OK. The use of perpendicular distance is called the Total least squares, as opposed to Ordinary least squares.

This paper studied TLS, and its conclusion isn’t fully in support of TLS over OLS. The author concerns the use of TLS in climate study. Link here if you have time to read it. i didn’t read it in full so i am not sure if we can summarize out in what scenario is TLS a nice choice.

There is probably a situation that TLS and OLS won’t produce different result, which is when the predicted variable is for the purpose of ranking such that only the relative ordering is important. In this case, the consideration probably goes to computation.

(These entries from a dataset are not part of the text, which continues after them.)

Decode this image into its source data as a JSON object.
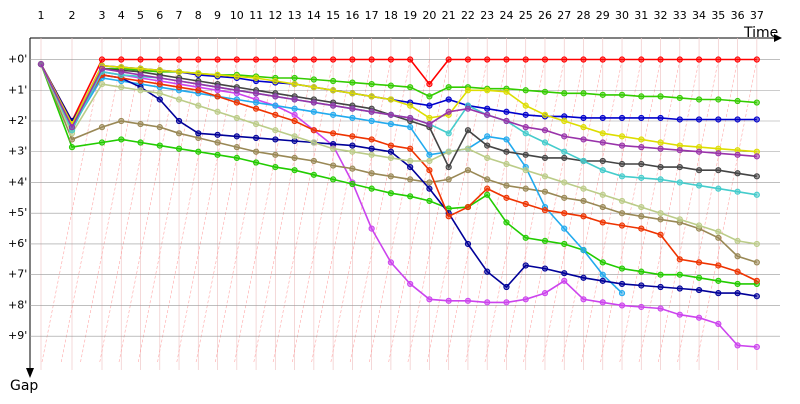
{
  "chart_data": {
    "type": "line",
    "x_label": "Time",
    "y_label": "Gap",
    "categories": [
      "1",
      "2",
      "3",
      "4",
      "5",
      "6",
      "7",
      "8",
      "9",
      "10",
      "11",
      "12",
      "13",
      "14",
      "15",
      "16",
      "17",
      "18",
      "19",
      "20",
      "21",
      "22",
      "23",
      "24",
      "25",
      "26",
      "27",
      "28",
      "29",
      "30",
      "31",
      "32",
      "33",
      "34",
      "35",
      "36",
      "37"
    ],
    "ylim": [
      -0.7,
      10.1
    ],
    "yticks": [
      {
        "value": 0,
        "label": "+0'"
      },
      {
        "value": 1,
        "label": "+1'"
      },
      {
        "value": 2,
        "label": "+2'"
      },
      {
        "value": 3,
        "label": "+3'"
      },
      {
        "value": 4,
        "label": "+4'"
      },
      {
        "value": 5,
        "label": "+5'"
      },
      {
        "value": 6,
        "label": "+6'"
      },
      {
        "value": 7,
        "label": "+7'"
      },
      {
        "value": 8,
        "label": "+8'"
      },
      {
        "value": 9,
        "label": "+9'"
      }
    ],
    "grid": true,
    "series": [
      {
        "color": "#ff0000",
        "values": [
          0.15,
          2.0,
          0,
          0,
          0,
          0,
          0,
          0,
          0,
          0,
          0,
          0,
          0,
          0,
          0,
          0,
          0,
          0,
          0,
          0.8,
          0,
          0,
          0,
          0,
          0,
          0,
          0,
          0,
          0,
          0,
          0,
          0,
          0,
          0,
          0,
          0,
          0
        ]
      },
      {
        "color": "#33cc00",
        "values": [
          0.15,
          2.3,
          0.3,
          0.3,
          0.35,
          0.4,
          0.4,
          0.45,
          0.5,
          0.5,
          0.55,
          0.6,
          0.6,
          0.65,
          0.7,
          0.75,
          0.8,
          0.85,
          0.9,
          1.2,
          0.9,
          0.9,
          0.95,
          0.95,
          1.0,
          1.05,
          1.1,
          1.1,
          1.15,
          1.15,
          1.2,
          1.2,
          1.25,
          1.3,
          1.3,
          1.35,
          1.4
        ]
      },
      {
        "color": "#0000cc",
        "values": [
          0.15,
          2.1,
          0.2,
          0.25,
          0.3,
          0.35,
          0.4,
          0.5,
          0.55,
          0.6,
          0.7,
          0.75,
          0.8,
          0.9,
          1.0,
          1.1,
          1.2,
          1.3,
          1.4,
          1.5,
          1.3,
          1.5,
          1.6,
          1.7,
          1.8,
          1.85,
          1.85,
          1.9,
          1.9,
          1.9,
          1.9,
          1.9,
          1.95,
          1.95,
          1.95,
          1.95,
          1.95
        ]
      },
      {
        "color": "#cc44ee",
        "values": [
          0.15,
          2.2,
          0.4,
          0.5,
          0.6,
          0.7,
          0.8,
          0.9,
          1.0,
          1.1,
          1.3,
          1.5,
          1.8,
          2.3,
          2.8,
          4.0,
          5.5,
          6.6,
          7.3,
          7.8,
          7.85,
          7.85,
          7.9,
          7.9,
          7.8,
          7.6,
          7.2,
          7.8,
          7.9,
          8.0,
          8.05,
          8.1,
          8.3,
          8.4,
          8.6,
          9.3,
          9.35
        ]
      },
      {
        "color": "#22cc00",
        "values": [
          0.15,
          2.85,
          2.7,
          2.6,
          2.7,
          2.8,
          2.9,
          3.0,
          3.1,
          3.2,
          3.35,
          3.5,
          3.6,
          3.75,
          3.9,
          4.05,
          4.2,
          4.35,
          4.45,
          4.6,
          4.85,
          4.8,
          4.4,
          5.3,
          5.8,
          5.9,
          6.0,
          6.2,
          6.6,
          6.8,
          6.9,
          7.0,
          7.0,
          7.1,
          7.2,
          7.3,
          7.3
        ]
      },
      {
        "color": "#998855",
        "values": [
          0.15,
          2.6,
          2.2,
          2.0,
          2.1,
          2.2,
          2.4,
          2.55,
          2.7,
          2.85,
          3.0,
          3.1,
          3.2,
          3.3,
          3.45,
          3.55,
          3.7,
          3.8,
          3.9,
          4.0,
          3.9,
          3.6,
          3.9,
          4.1,
          4.2,
          4.3,
          4.5,
          4.6,
          4.8,
          5.0,
          5.1,
          5.2,
          5.3,
          5.5,
          5.8,
          6.4,
          6.6
        ]
      },
      {
        "color": "#22aaee",
        "values": [
          0.15,
          2.2,
          0.6,
          0.7,
          0.8,
          0.9,
          1.0,
          1.1,
          1.2,
          1.3,
          1.4,
          1.5,
          1.6,
          1.7,
          1.8,
          1.9,
          2.0,
          2.1,
          2.2,
          3.1,
          3.0,
          2.9,
          2.5,
          2.6,
          3.5,
          4.8,
          5.5,
          6.2,
          7.0,
          7.6,
          null,
          null,
          null,
          null,
          null,
          null,
          null
        ]
      },
      {
        "color": "#000099",
        "values": [
          0.15,
          2.0,
          0.5,
          0.6,
          0.9,
          1.3,
          2.0,
          2.4,
          2.45,
          2.5,
          2.55,
          2.6,
          2.65,
          2.7,
          2.75,
          2.8,
          2.9,
          3.0,
          3.5,
          4.2,
          5.0,
          6.0,
          6.9,
          7.4,
          6.7,
          6.8,
          6.95,
          7.1,
          7.2,
          7.3,
          7.35,
          7.4,
          7.45,
          7.5,
          7.6,
          7.6,
          7.7
        ]
      },
      {
        "color": "#ee3300",
        "values": [
          0.15,
          2.1,
          0.5,
          0.6,
          0.7,
          0.8,
          0.9,
          1.0,
          1.2,
          1.4,
          1.6,
          1.8,
          2.0,
          2.3,
          2.4,
          2.5,
          2.6,
          2.8,
          2.9,
          3.6,
          5.1,
          4.8,
          4.2,
          4.5,
          4.7,
          4.9,
          5.0,
          5.1,
          5.3,
          5.4,
          5.5,
          5.7,
          6.5,
          6.6,
          6.7,
          6.9,
          7.2
        ]
      },
      {
        "color": "#bbcc88",
        "values": [
          0.15,
          2.4,
          0.8,
          0.9,
          1.0,
          1.1,
          1.3,
          1.5,
          1.7,
          1.9,
          2.1,
          2.3,
          2.5,
          2.7,
          2.9,
          3.0,
          3.1,
          3.2,
          3.3,
          3.3,
          3.0,
          2.9,
          3.2,
          3.4,
          3.6,
          3.8,
          4.0,
          4.2,
          4.4,
          4.6,
          4.8,
          5.0,
          5.2,
          5.4,
          5.6,
          5.9,
          6.0
        ]
      },
      {
        "color": "#444444",
        "values": [
          0.15,
          2.2,
          0.3,
          0.35,
          0.4,
          0.5,
          0.6,
          0.7,
          0.8,
          0.9,
          1.0,
          1.1,
          1.2,
          1.3,
          1.4,
          1.5,
          1.6,
          1.8,
          2.0,
          2.2,
          3.5,
          2.3,
          2.8,
          3.0,
          3.1,
          3.2,
          3.2,
          3.3,
          3.3,
          3.4,
          3.4,
          3.5,
          3.5,
          3.6,
          3.6,
          3.7,
          3.8
        ]
      },
      {
        "color": "#dddd00",
        "values": [
          0.15,
          2.1,
          0.2,
          0.25,
          0.3,
          0.35,
          0.4,
          0.45,
          0.5,
          0.55,
          0.6,
          0.7,
          0.8,
          0.9,
          1.0,
          1.1,
          1.2,
          1.3,
          1.5,
          1.9,
          1.8,
          1.0,
          1.0,
          1.05,
          1.5,
          1.8,
          2.0,
          2.2,
          2.4,
          2.5,
          2.6,
          2.7,
          2.8,
          2.85,
          2.9,
          2.95,
          3.0
        ]
      },
      {
        "color": "#44cccc",
        "values": [
          0.15,
          2.3,
          0.4,
          0.5,
          0.55,
          0.6,
          0.7,
          0.8,
          0.9,
          1.0,
          1.1,
          1.2,
          1.3,
          1.4,
          1.5,
          1.6,
          1.7,
          1.8,
          1.9,
          2.1,
          2.4,
          1.5,
          1.8,
          2.0,
          2.4,
          2.7,
          3.0,
          3.3,
          3.6,
          3.8,
          3.85,
          3.9,
          4.0,
          4.1,
          4.2,
          4.3,
          4.4
        ]
      },
      {
        "color": "#9933aa",
        "values": [
          0.15,
          2.2,
          0.3,
          0.4,
          0.5,
          0.6,
          0.7,
          0.8,
          0.9,
          1.0,
          1.1,
          1.2,
          1.3,
          1.4,
          1.5,
          1.6,
          1.7,
          1.8,
          1.9,
          2.1,
          1.7,
          1.6,
          1.8,
          2.0,
          2.2,
          2.3,
          2.5,
          2.6,
          2.7,
          2.8,
          2.85,
          2.9,
          2.95,
          3.0,
          3.05,
          3.1,
          3.15
        ]
      }
    ]
  }
}
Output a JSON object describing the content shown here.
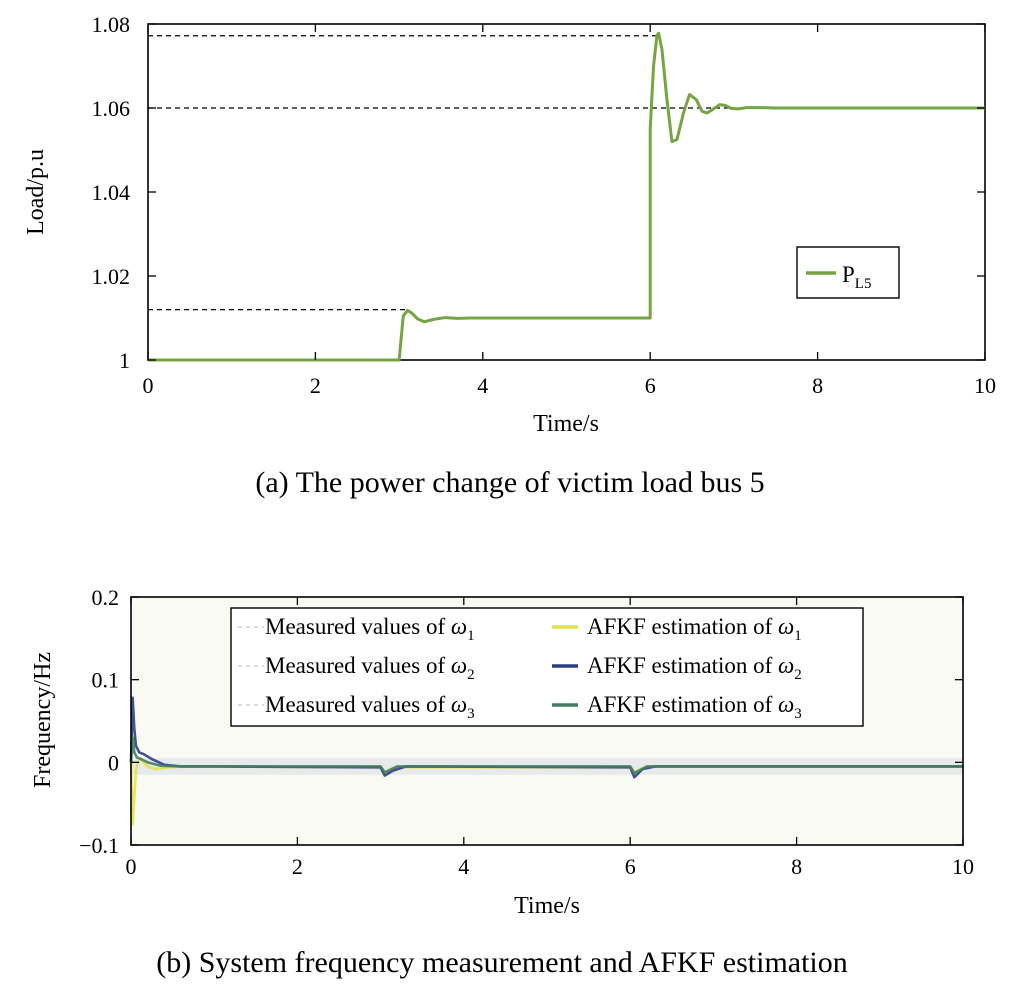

However, I don’t oppose to TLS, and indeed I am wondering whether TLS might help me compare features in one of my current work.


1 Like

Both methods are going to minimize some cost measurement. Computing the perpendicular gradients will be more computationally expensive.

Hey @rmwkwok,
Can you please elaborate on the below point? :nerd_face:

How can there be “errors” in features? Aren’t the features supposed to be given to us? I can only think of inconsistencies made during curating the dataset as the “errors”. If that’s the case, then how can we know that the perpendicular distance instead of the vertical distance will model those errors at all :thinking: ?


Hi @Elemento, there can be random measurement errors in features such as length measured by a ruler, weight by a scale; or statistical uncertainty in aggregated features such as averaged sales over any length of period, or in features that are stochastic in nature such as the level of noise next to a major traffic road or wind speed.

Hey @rmwkwok,
So if these are inconsistencies in features recorded while curating the dataset, how can the perpendicular distance instead of vertical distance possibly model these errors, since these are completely stochastic? In other words, isn’t it completely possible for either of the 2 distance computations to outperform the other in this scenario? :nerd_face:


@Elemento, I am not familiar with TLS, but I guess this article can provide some insights.

Considering a real estate market dataset, I am guessing, one could use a weighted combination of both methods on test data, and check if attenuation bias cancels out. I have no real word experience, i am just guessing.

y\_pred = w_{1}\cdot\hat{y}_{TLS}+w_{2}\cdot\hat{y}_{OLS}

Hello @Kosmetsas_Tilemahos

Doing this is fine, but its a different problem that we would be solving - Whichever problem we are trying to solve, we need to find a method that best suits our purpose.

Finding a line that minimizes the distance from all the actual points


Finding a line that minimizes the projection on to it from all the actual points

would satisfy 2 different purposes.

Hey @Kosmetsas_Tilemahos,
I completely agree with @shanup. At the time of inference, when we predict y for an unseen data example, we take x as it is, so, at the time of training, we should follow the same course of action too. If we train our model in such a way that it tries to “find a line that minimises the projection from all the actual points”, we are essentially modifying x at the time of training, something which seems like logically incorrect to me. I hope this helps.


does anybody know how I can download the lecture notes? I took this course before and I could download before but now I can not.